基于 LUNG1 数据集的放射组学和深度学习方法预测 2 年总生存率。
Radiomics and deep learning methods for the prediction of 2-year overall survival in LUNG1 dataset.
机构信息
Physics and Astronomy Department "Galileo Galilei", University of Padova, Via Marzolo 8, 35131, Padua, Italy.
INFN, Sezione di Padova, Via Marzolo 8, 35131, Padua, Italy.
出版信息
Sci Rep. 2022 Aug 19;12(1):14132. doi: 10.1038/s41598-022-18085-z.

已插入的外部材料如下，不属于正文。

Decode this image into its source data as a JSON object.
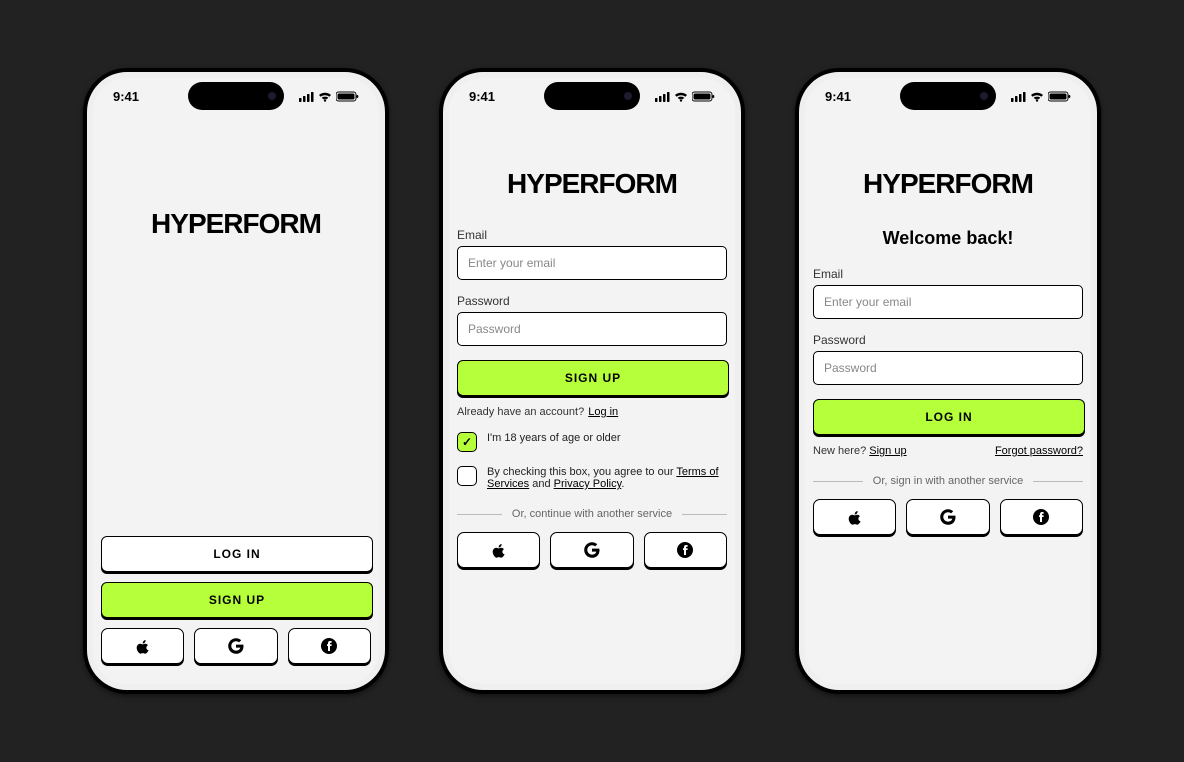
{
  "status": {
    "time": "9:41"
  },
  "brand": "HYPERFORM",
  "screen1": {
    "login_label": "LOG IN",
    "signup_label": "SIGN UP"
  },
  "screen2": {
    "email_label": "Email",
    "email_placeholder": "Enter your email",
    "password_label": "Password",
    "password_placeholder": "Password",
    "signup_label": "SIGN UP",
    "already_text": "Already have an account?",
    "login_link": "Log in",
    "age_text": "I'm 18 years of age or older",
    "age_checked": true,
    "terms_prefix": "By checking this box, you agree to our ",
    "terms_link": "Terms of Services",
    "terms_mid": " and ",
    "privacy_link": "Privacy Policy",
    "terms_suffix": ".",
    "divider_text": "Or, continue with another service"
  },
  "screen3": {
    "welcome": "Welcome back!",
    "email_label": "Email",
    "email_placeholder": "Enter your email",
    "password_label": "Password",
    "password_placeholder": "Password",
    "login_label": "LOG IN",
    "new_here": "New here?",
    "signup_link": "Sign up",
    "forgot_link": "Forgot password?",
    "divider_text": "Or, sign in with another service"
  },
  "social": {
    "apple": "apple-icon",
    "google": "google-icon",
    "facebook": "facebook-icon"
  }
}
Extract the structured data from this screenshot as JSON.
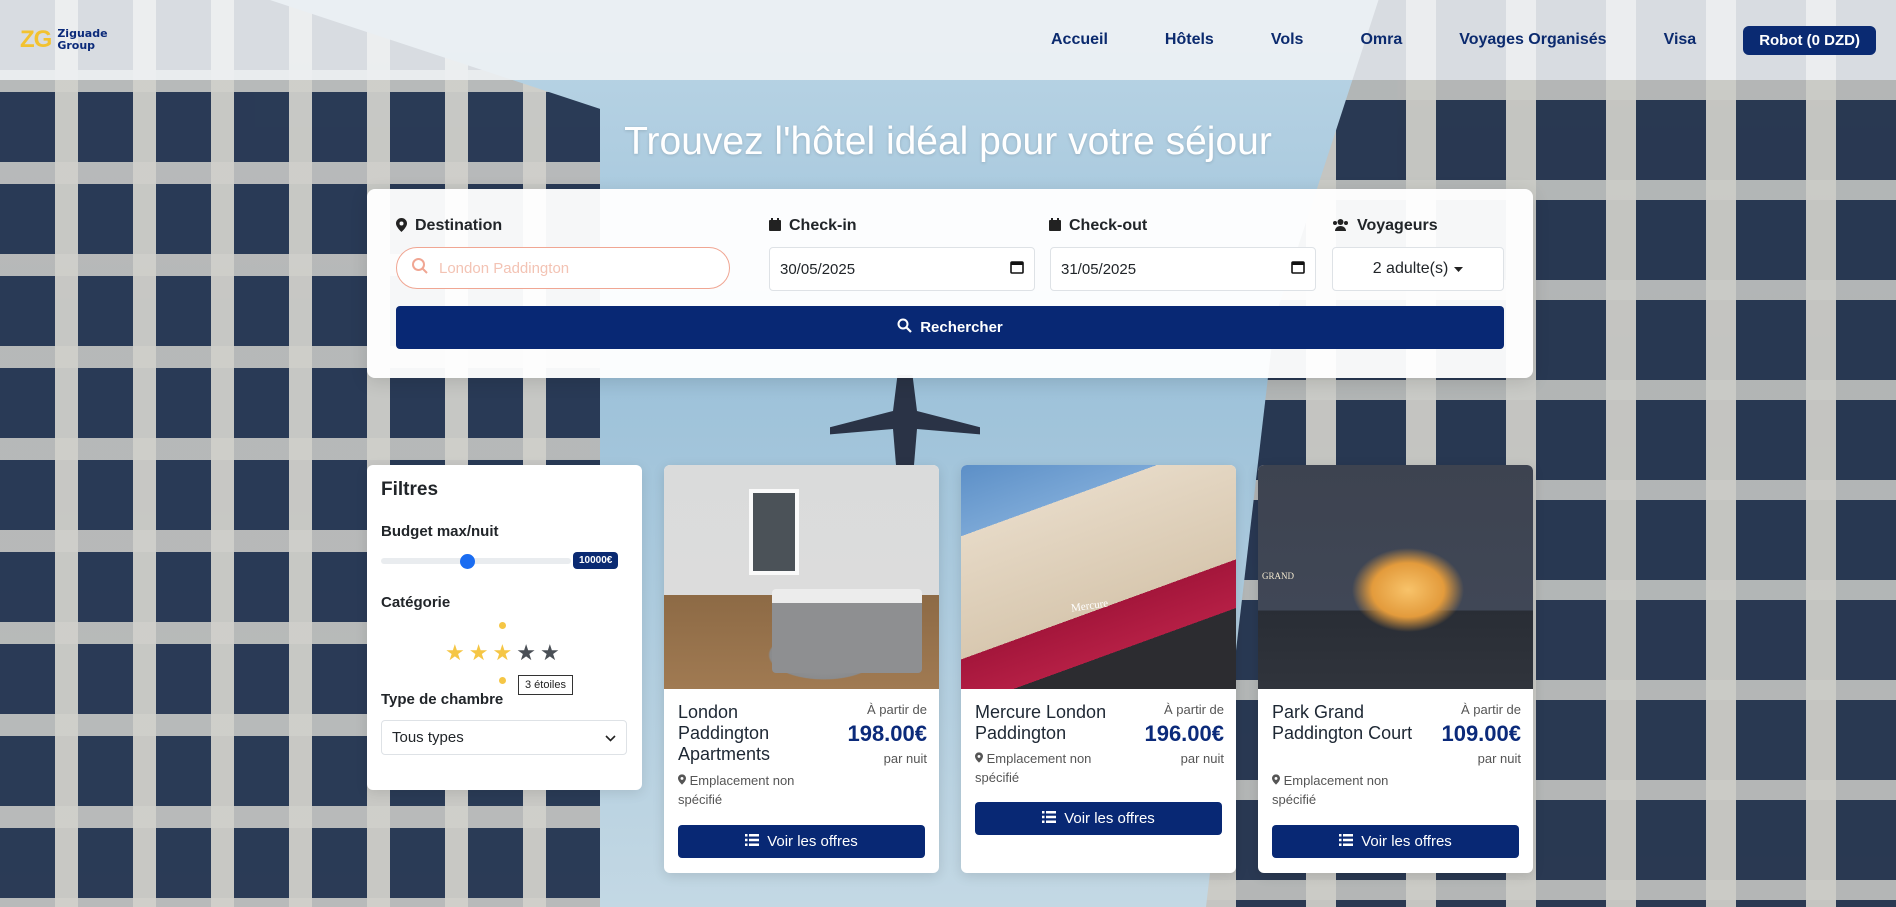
{
  "header": {
    "logo_mark": "ZG",
    "logo_line1": "Ziguade",
    "logo_line2": "Group",
    "nav": [
      "Accueil",
      "Hôtels",
      "Vols",
      "Omra",
      "Voyages Organisés",
      "Visa"
    ],
    "account_label": "Robot (0 DZD)"
  },
  "hero": {
    "title": "Trouvez l'hôtel idéal pour votre séjour"
  },
  "search": {
    "destination_label": "Destination",
    "destination_placeholder": "London Paddington",
    "checkin_label": "Check-in",
    "checkin_value": "30/05/2025",
    "checkout_label": "Check-out",
    "checkout_value": "31/05/2025",
    "travellers_label": "Voyageurs",
    "travellers_value": "2 adulte(s)",
    "search_button": "Rechercher"
  },
  "filters": {
    "title": "Filtres",
    "budget_label": "Budget max/nuit",
    "budget_value": "10000€",
    "budget_slider_fraction": 0.45,
    "category_label": "Catégorie",
    "stars_selected": 3,
    "stars_total": 5,
    "stars_tooltip": "3 étoiles",
    "room_type_label": "Type de chambre",
    "room_type_value": "Tous types"
  },
  "hotels": [
    {
      "name": "London Paddington Apartments",
      "location": "Emplacement non spécifié",
      "price_from": "À partir de",
      "price": "198.00€",
      "per_night": "par nuit",
      "button": "Voir les offres"
    },
    {
      "name": "Mercure London Paddington",
      "location": "Emplacement non spécifié",
      "price_from": "À partir de",
      "price": "196.00€",
      "per_night": "par nuit",
      "button": "Voir les offres"
    },
    {
      "name": "Park Grand Paddington Court",
      "location": "Emplacement non spécifié",
      "price_from": "À partir de",
      "price": "109.00€",
      "per_night": "par nuit",
      "button": "Voir les offres"
    }
  ],
  "colors": {
    "primary": "#082874",
    "logo_yellow": "#f2c230",
    "star_active": "#f5c645",
    "star_inactive": "#4a4f56",
    "slider_thumb": "#1a6cf1"
  }
}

In this study, we tested and compared radiomics and deep learning-based approaches on the public LUNG1 dataset, for the prediction of 2-year overall survival (OS) in non-small cell lung cancer patients. Radiomic features were extracted from the gross tumor volume using Pyradiomics, while deep features were extracted from bi-dimensional tumor slices by convolutional autoencoder. Both radiomic and deep features were fed to 24 different pipelines formed by the combination of four feature selection/reduction methods and six classifiers. Direct classification through convolutional neural networks (CNNs) was also performed. Each approach was investigated with and without the inclusion of clinical parameters. The maximum area under the receiver operating characteristic on the test set improved from 0.59, obtained for the baseline clinical model, to 0.67 ± 0.03, 0.63 ± 0.03 and 0.67 ± 0.02 for models based on radiomic features, deep features, and their combination, and to 0.64 ± 0.04 for direct CNN classification. Despite the high number of pipelines and approaches tested, results were comparable and in line with previous works, hence confirming that it is challenging to extract further imaging-based information from the LUNG1 dataset for the prediction of 2-year OS.
在这项研究中,我们在公共 LUNG1 数据集上测试和比较了基于放射组学和深度学习的方法,用于预测非小细胞肺癌患者的 2 年总生存期 (OS)。使用 Pyradiomics 从大体肿瘤体积中提取放射组学特征,而使用卷积自动编码器从二维肿瘤切片中提取深度特征。将放射组学和深度特征分别输入由四种特征选择/降维方法和六种分类器组合而成的 24 个不同的管道。还通过卷积神经网络 (CNN) 进行直接分类。每种方法都在包含和不包含临床参数的情况下进行了研究。在测试集上,最大接收器工作特征曲线下面积从基线临床模型的 0.59 提高到 0.67±0.03、0.63±0.03 和 0.67±0.02,分别基于放射组学特征、深度特征及其组合的模型,以及 0.64±0.04 用于直接 CNN 分类。尽管测试了大量的管道和方法,但结果是可比的,与之前的工作一致,因此证实从 LUNG1 数据集提取更多基于成像的信息来预测 2 年 OS 具有挑战性。